A um passo da nova década, é um bom momento para o Festival Internacional de Londrina (Filo), que abre as portas para um panorama mundial das mais diversas expressões artísticas, abrir as próprias janelas para a renovação de ar.
''Realmente precisamos dar uma reinventada nesta história. O Filo mantém o público, mas percebo que falta alguma coisa, um novo impulso, uma nova proposta. Precisamos fazer um projeto mais ambicioso ou mais direcionado para algumas linguagens. Precisamos fazer alguma coisa para o festival ser diferente de outros festivais''.
A inquietação é do diretor do Filo, Luiz Bertipaglia, que há 20 anos faz parte da equipe de organização.
Para fazer a curadoria do Filo, Bertipaglia já visitou os mais importantes festivais, como os de Avignon, Chile, Buenos Aires e Espanha, além de todo o circuito brasileiro. Mesmo assim o evento não escapa de surpresas - para o bem ou para o mal - como ''Guerra'', da Emilia Romagna Teatro Fondazione - Compagnia Pippo Delbono, da Itália, aplaudida por 15 minutos na estreia, e encenações pífias, como ''O Pato Selvagem'', da Cia Les Commediens Tropicales, de São Paulo.

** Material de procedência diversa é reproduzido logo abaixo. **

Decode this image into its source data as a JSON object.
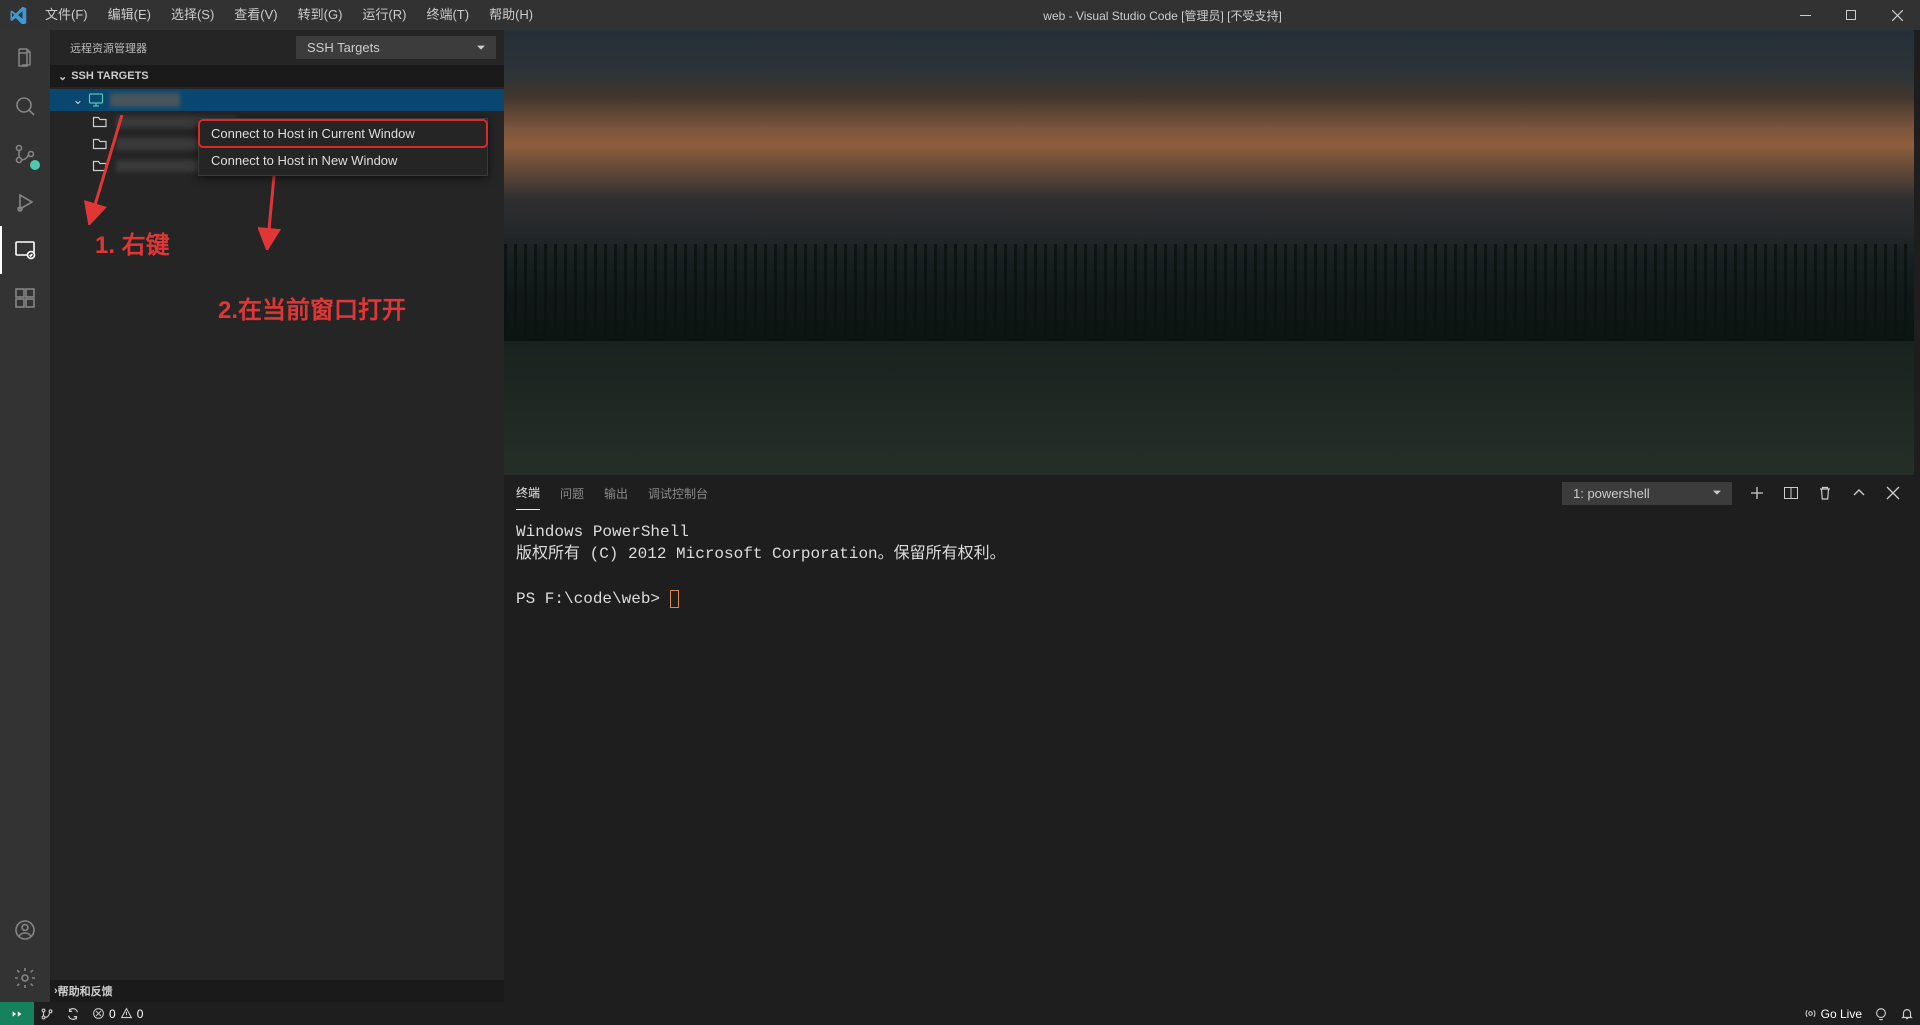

Para garantir uma virada na próxima década, o diretor pensa em abrir uma discussão com a sociedade. Assegurando que os conceitos do evento não serão modificados, ele quer novas propostas.
Com um público estimado em 90 mil espectadores e um orçamento em torno de R$ 1,5 milhão, o Filo é um dos festivais que mais tem recursos no circuito nacional.
No entanto, terá que se preocupar com outras questões além da financeira, como a mudança do público consumidor de cultura.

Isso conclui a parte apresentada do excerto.